Im Vorneherein wird geklärt, was man unter einem assistierten Suizid versteht und auch, wie die rechtliche Situation dazu aussieht. Bei einem assistierten Suizid gibt oder verschreibt ein Arzt einem Patienten, der aus eigenem und freiem Willen heraus sterben will, eine tödliche Dosis eines Medikaments, das der Patient eigenständig einnimmt.  In Deutschland ist dies erlaubt, solange der ausdrückliche Wunsch des Patienten bestätigt ist. Doch die Entscheidung und auch die Verantwortung liegen dabei beim Arzt oder der Ärztin.
Richard Gärtner sieht seit dem leidvollen Tod seiner Frau keinen Sinn mehr in seinem Leben und wünscht sich nur noch, dieses zu beenden, obwohl er gesund ist, Kinder und Enkel hat. Doch er möchte keinen unkontrollierten Selbstmord begehen, denn die dramatischen Folgen, die ein Fehlschlag eines solchen haben kann, sind abschreckend. Ein assistierter Suizid ist schmerzlos, ruhig, sicher, und das, was Richard Gärtner sich unter einem würdigen Tod vorstellt. Zu seinem Unglück möchte sich seine Hausärztin nicht bereiterklären, ihm ein tödliches Medikament zu verschreiben.


Manche sehen es als Ausdruck der Selbstbestimmtheit, wenn ein Mensch selbst entscheiden kann, wann, wo und wie er sterben will, genauso frei, wie er gelebt hat. Doch werden dabei die sozialen Folgen nicht unterschätzt? Leiden denn die Angehörigen nicht unter seinem solchen, vielleicht vorschnell gewählten, Tod? Ist es demnach nicht eher egoistisch, einen assistierten Suizid zu wählen?
Man sollte also, wenn man einen assistierten Suizid wählen möchte, wohl bedenken, welchen Effekt diese Handlungen auf das eigene Umfeld haben. Könnte also das Umfeld den Ausschlag für gewisse Entscheidungen geben? Wer darf entscheiden? In dem Fall halte ich es für angebracht, eine noch schwierigere und eigentlich nicht zu beantwortende Frage in den Raum zu werfen, die auch aus diesem Theaterstück stammt: Wem gehört unser Leben? Gott? Dem Staat? Der Gesellschaft? Der Familie? Oder doch nur uns selbst?
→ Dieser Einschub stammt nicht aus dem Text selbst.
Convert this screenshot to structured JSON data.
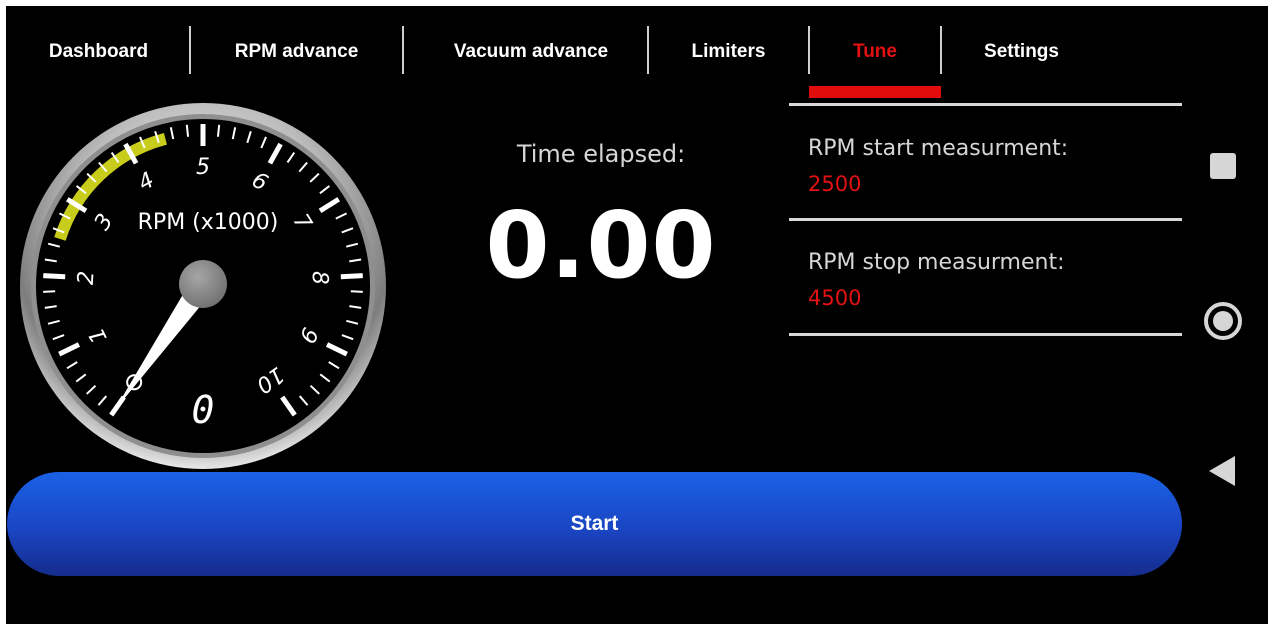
{
  "tabs": [
    {
      "label": "Dashboard",
      "active": false
    },
    {
      "label": "RPM advance",
      "active": false
    },
    {
      "label": "Vacuum advance",
      "active": false
    },
    {
      "label": "Limiters",
      "active": false
    },
    {
      "label": "Tune",
      "active": true
    },
    {
      "label": "Settings",
      "active": false
    }
  ],
  "gauge": {
    "label": "RPM (x1000)",
    "tick_labels": [
      "1",
      "2",
      "3",
      "4",
      "5",
      "6",
      "7",
      "8",
      "9",
      "10"
    ],
    "min": 0,
    "max": 10,
    "needle_value": 0,
    "readout": "0",
    "highlight_band": [
      2.5,
      4.5
    ],
    "highlight_color": "#c8cc1a",
    "face_color": "#000000",
    "tick_color": "#ffffff"
  },
  "time": {
    "label": "Time elapsed:",
    "value": "0.00"
  },
  "measurement": {
    "start_label": "RPM start measurment:",
    "start_value": "2500",
    "stop_label": "RPM stop measurment:",
    "stop_value": "4500"
  },
  "start_button": {
    "label": "Start"
  },
  "nav": {
    "recents": "square-icon",
    "home": "circle-icon",
    "back": "triangle-back-icon"
  },
  "colors": {
    "accent_red": "#e31212",
    "button_blue": "#1a45c3",
    "background": "#000000"
  }
}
Zudem gibt es auch Fragen, die nicht nur der Betroffene selbst, sondern eben sein Umfeld, seine Freunde und Verwandte sich stellen müssen.  Wo verschwimmen die Grenzen zwischen dem Akzeptieren, Respektieren und Unterstützen eines assistierten Suizids? Und will man diese Grenzen überschreiten? Sprechen wir dem Leben seinen Wert ab, wenn wir einfach entscheiden können, es zu beenden? Oder lernen wir, es noch mehr zu schätzen, sobald es in unseren eigenen Händen liegt?
Und was ist mit den Ärzten und Ärztinnen, die dem Patienten das Gift geben könnten? Könnten sie mit einem ruhigen Gewissen dabei mithelfen, ein Leben zu beenden? Widerspricht das nicht dem Hippokratischen Eid? Tatsächlich eine schwierige Frage. Denn rein aus Sicht der Gesellschaft würde ich sagen, dass assistierter Suizid möglich sein sollte. Doch ich kann mir keine Situation vorstellen, in der ich als Ärztin eine solche Verantwortung und Last für mein Gewissen auf mich nehmen würde.


Vor dem ruhigen Hintergrund einer Landschaft stellen die Diskutierenden diese Fragen, die mich so sehr aufwühlten, dass ich bis zum letzten Moment nicht wusste, welchen Knopf des Abstimmgeräts ich drücken wollte. Ich habe schlussendlich einen Knopf gedrückt. Doch auch einige Tage nach der Aufführung denke ich immer noch darüber nach, ob ich nicht anders entschieden hätte, wenn ich ein paar Minuten mehr gehabt hätte, um alles zu verinnerlichen, gründlich zu durchdenken. Das ist es eigentlich, was mir am Theater gefällt: Es bewegt mich, es rüttelt an dem, was ich glaube zu wissen.